Para mim o mais grave é a irregularidade do elenco. Talvez o trabalho de Nolan tenha sido tanto que ele descuidou-se na escolha dos atores. Achava que já estávamos livres de Matthew Modine para ele retornar aqui no papel importante do policial Foley, que muda de lealdades e parece totalmente falso para depois se reabilitar. Está canastrão e inseguro, mas não pior do que o australiano Ben Mendelsohn fazendo o vilão Dagget, aquele que assume o board of directors. E por fim, por mais legal que seja, Joseph Gordon Levitt não tem a garra ou o carisma para segurar um personagem de tal importância.
Nada a reclamar das cenas de ação, da concepção visual, muito menos de Christian Bale (me pareceu mais discreto que de costume) até porque a narrativa é tão forte que o filme tem grande impacto na plateia. Mas talvez e justamente pela irregularidade do elenco, é inferior ao capitulo do meio (já que este seria o fim da trilogia, a Warner certamente terá que inventar um reboot como fez a Sony com o Homem Aranha).
Agora um Spoiler, não vou revelar a conclusão, mas se não quer saber de certas coisas antes de ver o filme, melhor pular este parágrafo. 1) há no filme e numa cena chave um momento em que determinado personagem é ferido gravemente a faca e com requintes de crueldade, já que a torcem no corpo da vítima. Acontece uma reviravolta e ninguém mais toca no assunto. 2) Também no final um importante aparelho teria sido consertado, fica meio difícil de entender como. 3) Nolan joga com o espectador e na sequência no bar com o Alfred é importante lembrar que aquilo que ele vê pode ser apenas sua imaginação (como em momentos anteriores culposa conforme ele confessa) e não algo que contradiga o que foi mostrado antes.

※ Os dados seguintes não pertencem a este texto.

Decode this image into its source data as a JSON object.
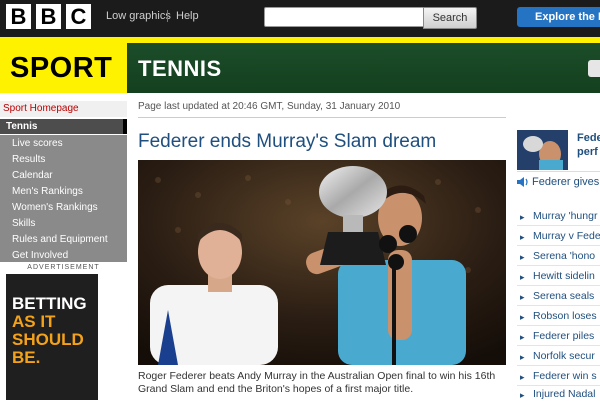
{
  "header": {
    "bbc_letters": [
      "B",
      "B",
      "C"
    ],
    "low_graphics": "Low graphics",
    "help": "Help",
    "search": {
      "value": "",
      "placeholder": "",
      "button_label": "Search"
    },
    "explore_label": "Explore the B"
  },
  "banner": {
    "sport": "SPORT",
    "section": "TENNIS"
  },
  "nav": {
    "home": "Sport Homepage",
    "current": "Tennis",
    "items": [
      "Live scores",
      "Results",
      "Calendar",
      "Men's Rankings",
      "Women's Rankings",
      "Skills",
      "Rules and Equipment",
      "Get Involved"
    ]
  },
  "advert": {
    "label": "ADVERTISEMENT",
    "lines": [
      "BETTING",
      "AS IT",
      "SHOULD",
      "BE."
    ]
  },
  "article": {
    "updated": "Page last updated at 20:46 GMT, Sunday, 31 January 2010",
    "headline": "Federer ends Murray's Slam dream",
    "caption": "Roger Federer beats Andy Murray in the Australian Open final to win his 16th Grand Slam and end the Briton's hopes of a first major title."
  },
  "side": {
    "headline_lines": [
      "Fede",
      "perf"
    ],
    "audio": "Federer gives",
    "stories": [
      "Murray 'hungr",
      "Murray v Fede",
      "Serena 'hono",
      "Hewitt sidelin",
      "Serena seals",
      "Robson loses",
      "Federer piles",
      "Norfolk secur",
      "Federer win s",
      "Injured Nadal"
    ]
  },
  "colors": {
    "top_bar": "#1b1b1b",
    "sport_yellow": "#fff200",
    "tennis_green": "#1b4d29",
    "link_blue": "#1f4f7f",
    "nav_grey": "#8a8a8a",
    "nav_active": "#4d4d4d",
    "explore_blue": "#2574c4"
  },
  "icons": {
    "audio": "speaker-icon",
    "story_bullet": "chevron-right-icon"
  }
}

É provável que você saia do cinema discutindo detalhes e polemizando. Não há dúvida que eu, mesmo com restrições, gostei do filme, e mesmo lamentando os tristes fatos não posso evitar de que eles só confirmam a natureza reveladora e profunda dos filmes de Batman - O Cavaleiro das Trevas (o nome já diz tudo), que se propõe revelar a intrincada perversidade a que pode chegar a natureza humana.